La Regione Lazio presenta ritardi enormi sul piano infrastrutturale. L’elenco delle inadempienze, delle incongruenze gestionali, della arretratezza della macchina amministrativa e del pesante fardello di una burocrazia fin troppo autoreferenziale, un vero impaccio per ogni spinta innovativa o, peggio, per ogni progetto degno di nota, sarebbe lungo. Ci vogliono anni per una semplice variante, un piano integrato, un programma di recupero o di rigenerazione urbana, una pianificazione strategica. Cose che altrove, in Europa, si risolvono in pochi mesi. Un recente studio ha mostrato come sia alto il rischio di non utilizzare i fondi europei previsti dal programma Recovery per le infrastrutture a causa della inadeguatezza della macchina amministrativa. Lo studio cita i casi di Latina, Aprilia, Viterbo, Guidonia, Pomezia perché sono quelli più esposti al rischio. Ma nel resto della regione le cose non vanno meglio. Il livello regionale dovrà svolgere una imponente e immediata azione di raccordo con la rete dei comuni e con il sistema delle imprese se vorrà cogliere le straordinarie opportunità offerte dal Pnrr. Non è concepibile che, nell’anno di grazia 2023, ci siano ancora monorotaie sull’asse Viterbo Roma oppure la Cisterna-Valmontone sia di là da venire. Per non parlare della logistica integrata.

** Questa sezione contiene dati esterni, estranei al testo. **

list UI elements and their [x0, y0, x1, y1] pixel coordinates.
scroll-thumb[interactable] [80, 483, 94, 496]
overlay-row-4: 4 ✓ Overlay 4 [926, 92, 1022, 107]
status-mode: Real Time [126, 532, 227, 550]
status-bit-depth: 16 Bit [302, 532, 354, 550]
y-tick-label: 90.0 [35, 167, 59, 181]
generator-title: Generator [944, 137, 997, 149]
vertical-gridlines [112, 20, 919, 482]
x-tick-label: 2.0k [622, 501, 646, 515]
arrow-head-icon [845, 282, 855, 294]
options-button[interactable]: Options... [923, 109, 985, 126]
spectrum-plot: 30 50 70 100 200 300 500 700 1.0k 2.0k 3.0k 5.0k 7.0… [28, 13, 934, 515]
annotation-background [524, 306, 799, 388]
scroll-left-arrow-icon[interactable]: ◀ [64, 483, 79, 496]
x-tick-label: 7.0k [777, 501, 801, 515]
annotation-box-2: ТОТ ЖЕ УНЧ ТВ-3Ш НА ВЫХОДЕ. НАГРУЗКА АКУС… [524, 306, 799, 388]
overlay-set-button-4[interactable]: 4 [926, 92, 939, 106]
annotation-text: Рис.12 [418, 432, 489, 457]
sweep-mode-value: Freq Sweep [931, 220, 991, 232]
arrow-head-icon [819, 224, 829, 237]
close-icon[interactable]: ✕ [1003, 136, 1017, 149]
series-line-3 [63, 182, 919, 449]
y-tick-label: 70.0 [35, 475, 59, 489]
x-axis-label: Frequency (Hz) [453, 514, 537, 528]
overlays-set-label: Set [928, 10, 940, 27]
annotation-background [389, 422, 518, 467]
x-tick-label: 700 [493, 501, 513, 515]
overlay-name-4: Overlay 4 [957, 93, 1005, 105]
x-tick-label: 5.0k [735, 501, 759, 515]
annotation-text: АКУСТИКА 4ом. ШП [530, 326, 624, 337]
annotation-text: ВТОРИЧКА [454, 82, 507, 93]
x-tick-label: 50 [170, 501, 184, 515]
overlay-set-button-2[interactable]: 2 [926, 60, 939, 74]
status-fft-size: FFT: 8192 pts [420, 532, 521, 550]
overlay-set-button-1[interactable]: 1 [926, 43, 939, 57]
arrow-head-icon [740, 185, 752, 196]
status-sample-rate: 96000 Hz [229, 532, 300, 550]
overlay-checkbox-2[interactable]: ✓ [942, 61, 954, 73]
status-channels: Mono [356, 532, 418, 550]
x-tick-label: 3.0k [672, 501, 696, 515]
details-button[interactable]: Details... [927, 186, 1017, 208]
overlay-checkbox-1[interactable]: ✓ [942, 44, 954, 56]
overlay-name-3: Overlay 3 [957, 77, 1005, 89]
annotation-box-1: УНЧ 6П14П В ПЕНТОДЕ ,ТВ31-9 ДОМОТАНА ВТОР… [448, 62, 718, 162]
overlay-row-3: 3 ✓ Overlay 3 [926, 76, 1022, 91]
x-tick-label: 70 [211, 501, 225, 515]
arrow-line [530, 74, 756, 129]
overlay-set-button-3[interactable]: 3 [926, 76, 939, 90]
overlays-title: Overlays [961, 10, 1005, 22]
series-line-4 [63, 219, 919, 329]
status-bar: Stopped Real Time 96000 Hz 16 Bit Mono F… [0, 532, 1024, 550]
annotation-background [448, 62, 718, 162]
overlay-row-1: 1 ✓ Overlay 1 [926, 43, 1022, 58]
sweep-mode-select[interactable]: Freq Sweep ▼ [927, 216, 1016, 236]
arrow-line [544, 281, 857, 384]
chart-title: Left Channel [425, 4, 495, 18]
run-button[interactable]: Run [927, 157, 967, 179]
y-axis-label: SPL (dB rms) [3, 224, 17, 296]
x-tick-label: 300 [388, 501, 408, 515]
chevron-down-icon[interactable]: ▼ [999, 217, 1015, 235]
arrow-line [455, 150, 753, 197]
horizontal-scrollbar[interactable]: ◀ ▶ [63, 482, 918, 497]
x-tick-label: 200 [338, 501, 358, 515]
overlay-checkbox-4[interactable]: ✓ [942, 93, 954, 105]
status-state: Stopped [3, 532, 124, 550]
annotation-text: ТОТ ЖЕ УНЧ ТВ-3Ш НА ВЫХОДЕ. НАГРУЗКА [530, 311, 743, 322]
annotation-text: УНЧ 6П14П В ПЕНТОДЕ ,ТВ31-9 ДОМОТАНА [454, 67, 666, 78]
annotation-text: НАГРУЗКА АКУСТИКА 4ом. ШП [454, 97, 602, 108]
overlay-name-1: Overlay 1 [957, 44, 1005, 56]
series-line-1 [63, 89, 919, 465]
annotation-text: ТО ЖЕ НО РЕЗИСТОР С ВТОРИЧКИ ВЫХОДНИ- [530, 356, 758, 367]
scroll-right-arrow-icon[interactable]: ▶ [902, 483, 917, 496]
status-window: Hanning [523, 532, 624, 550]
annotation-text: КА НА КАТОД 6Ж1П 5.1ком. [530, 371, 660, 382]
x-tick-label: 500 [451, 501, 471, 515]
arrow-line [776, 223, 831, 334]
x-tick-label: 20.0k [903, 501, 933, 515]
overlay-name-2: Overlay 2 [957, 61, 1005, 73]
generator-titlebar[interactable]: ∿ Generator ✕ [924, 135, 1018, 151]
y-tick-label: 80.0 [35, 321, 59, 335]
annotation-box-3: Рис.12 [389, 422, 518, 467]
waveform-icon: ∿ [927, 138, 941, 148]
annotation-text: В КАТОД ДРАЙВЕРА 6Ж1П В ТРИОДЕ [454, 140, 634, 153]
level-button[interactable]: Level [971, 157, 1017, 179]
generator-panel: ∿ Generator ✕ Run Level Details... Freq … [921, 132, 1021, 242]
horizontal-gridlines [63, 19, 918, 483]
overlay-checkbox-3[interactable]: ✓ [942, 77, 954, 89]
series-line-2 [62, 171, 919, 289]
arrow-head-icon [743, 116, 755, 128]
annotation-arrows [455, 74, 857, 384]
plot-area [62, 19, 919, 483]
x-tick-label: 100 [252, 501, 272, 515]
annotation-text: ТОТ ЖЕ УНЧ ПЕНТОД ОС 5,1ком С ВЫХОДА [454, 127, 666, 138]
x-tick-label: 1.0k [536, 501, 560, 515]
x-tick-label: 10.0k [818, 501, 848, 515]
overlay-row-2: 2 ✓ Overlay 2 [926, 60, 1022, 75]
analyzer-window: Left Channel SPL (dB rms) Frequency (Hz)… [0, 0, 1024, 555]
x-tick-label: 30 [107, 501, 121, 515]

Ci sono polarità esterne alla Capitale che debbono essere messe a sistema. A partire dal porto di Civitavecchia che non può limitarsi ad essere un importante approdo crocieristico senza rafforzarne e valorizzarne le potenzialità commerciali al fine di intercettare l’imponente traffico merci che interessa il Mediterraneo.


Si è sempre pensato al Lazio come Roma ma non è solo Roma, ci sono le province e tutti i comuni che chiedono risposte. Ora sarebbe anche il caso di inserire il Lazio in un inquadramento più importante anche a livello Europeo? Lei cosa ne pensa?

E’ chiaro che Roma, la Capitale, richiede uno status proprio come avviene per ogni altra capitale europea. Da tempo se ne discute. Mi auguro che finalmente, nella sua dimensione metropolitana, la capitale trovi la sua giusta dimensione e le funzioni che le competono, anche di rango legislativo. Non starò qui a ripercorrere le tappe di un dibattito complesso sulla natura e il ruolo che la capitale dovrebbe avere. Da presidente della Provincia di Roma, già nei primi anni del duemila, tenemmo dei workshop internazionali per elaborare un disegno di riforma. Da parlamentare presentai un disegno di legge per definire i contorni e le attribuzioni dell’area metropolitana di Roma. Nell’ultima legislatura le forze politiche avevano raggiunto una intesa su un testo comune. Ma è assolutamente evidente che non si può stabilire lo status di Roma Capitale senza intervenire sul riordino del sistema provinciale. Personalmente ritengo che abolire o ridimensionare le province sia stato un errore. A maggior ragione penso che a una capitale speciale debba corrispondere una regione speciale, dove le province possano essere ridefinite e rafforzate nelle funzioni e nelle attribuzioni. Roma ha bisogno della regione, come la regione non può vivere e svilupparsi senza Roma.